No panic. But it’s important to note that while the sell-off has been deep and systematic, it has not been panicked. I was on Wall Street on Friday, and it was business as usual there. No technical glitches, no talk of closing the markets. Most analysts are saying this is the long overdue correction, and little more than that. While the drops of the past few days have been dramatic, the bigger picture is one of expansion for the past six years, a virtually unbroken record of stock market gains. It’s easy to forget such bull runs are extremely rare.
Reasons for the drop. That’s not to say we haven’t had months of warning, and a few precipitating events over the past week. A weak manufacturing report came out Monday. Walmart released a disappointing earnings report on Tuesday, and the company’s stock fell significantly—more than 3 percent—dragging down the markets that day. Oil prices remain at six-year lows, and that drove down energy stocks. The devaluation of the Chinese currency, the yuan, continues to have effects in the global markets. Disney stock fell 1.8 percent after Wells Fargo cut its rating on the stock and also on the stock of five other media companies, including CBS. So even Mickey Mouse got his ears clipped.

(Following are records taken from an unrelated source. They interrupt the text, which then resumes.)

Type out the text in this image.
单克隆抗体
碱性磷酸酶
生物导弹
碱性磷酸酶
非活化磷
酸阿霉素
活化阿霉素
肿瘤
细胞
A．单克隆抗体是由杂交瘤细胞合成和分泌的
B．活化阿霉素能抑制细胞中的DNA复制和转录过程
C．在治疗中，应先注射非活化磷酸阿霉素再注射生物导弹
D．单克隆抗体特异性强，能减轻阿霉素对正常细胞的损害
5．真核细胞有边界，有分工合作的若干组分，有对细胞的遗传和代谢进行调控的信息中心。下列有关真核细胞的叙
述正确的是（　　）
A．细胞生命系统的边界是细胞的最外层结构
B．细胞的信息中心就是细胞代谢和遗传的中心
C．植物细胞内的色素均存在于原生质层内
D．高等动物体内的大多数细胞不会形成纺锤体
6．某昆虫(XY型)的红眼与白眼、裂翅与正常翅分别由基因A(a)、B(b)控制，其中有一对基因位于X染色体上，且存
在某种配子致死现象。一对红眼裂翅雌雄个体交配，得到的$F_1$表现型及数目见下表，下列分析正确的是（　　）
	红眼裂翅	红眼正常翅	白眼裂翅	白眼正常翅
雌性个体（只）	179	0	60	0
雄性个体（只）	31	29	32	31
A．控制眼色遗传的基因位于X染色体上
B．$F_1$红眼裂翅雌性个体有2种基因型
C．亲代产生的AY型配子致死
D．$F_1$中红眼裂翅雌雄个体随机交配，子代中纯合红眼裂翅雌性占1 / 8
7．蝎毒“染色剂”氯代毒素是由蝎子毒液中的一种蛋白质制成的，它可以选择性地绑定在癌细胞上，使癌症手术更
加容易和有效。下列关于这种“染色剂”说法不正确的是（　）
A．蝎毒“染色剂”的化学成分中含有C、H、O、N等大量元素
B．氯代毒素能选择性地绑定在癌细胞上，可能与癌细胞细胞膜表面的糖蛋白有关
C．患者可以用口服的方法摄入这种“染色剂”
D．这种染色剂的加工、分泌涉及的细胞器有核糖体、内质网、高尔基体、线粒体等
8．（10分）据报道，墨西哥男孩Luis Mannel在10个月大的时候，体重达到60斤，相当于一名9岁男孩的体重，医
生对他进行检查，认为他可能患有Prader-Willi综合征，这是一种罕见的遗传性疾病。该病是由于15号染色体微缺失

Not all bad news. You’d be tempted to worry if that was all the news we got, but it wasn’t. We saw a rise in homebuilder sentiment last week. In August, it rose to a near-decade high. July housing starts rose to a near eight-year high. Home Depot, another company whose fortunes are closely tied to the homebuilding industry, posted strong earnings. And it’s important to note that while earnings have been mediocre this quarter, we still saw modest growth and few negative surprises. With 92 percent of the S&P 500 companies reporting so far, second-quarter earnings are up 1.2 percent from a year ago.
The week ahead. We’ll get the August consumer confidence number tomorrow. That will tell us what most Americans are thinking, and that’s important because retail sales still drive about 70 percent of the U.S. economy. On Wednesday, we get the July durable goods report. That will give us a snapshot of how big-ticket items are selling, which also will tell us how core infrastructure industries such as manufacturing and transportation are doing.
What to do? I have been scrupulous not to give advice in this weekly column, but at such a time, perhaps a few words of sanity are in order. As I have said many times here: the markets go up, and the markets go down. It is the height of arrogance to believe you can time the markets. The best way to make money in the markets is to have a diversified portfolio and stay in over the long term, knowing your long-term strategy will help you weather the ups and downs. So, panic? No. Vigilance and diligence? Absolutely. And while I don’t give financial advice, I would offer this: Call the person you have trusted for your retirement account. Be patient. His or her phone is probably ringing off the hook today. Ask for advice, and if you trust that person, follow the advice. If you don’t trust that person, get a new advisor. Either way, read Philippians 4:6-7. Then get on with what God has called you to today.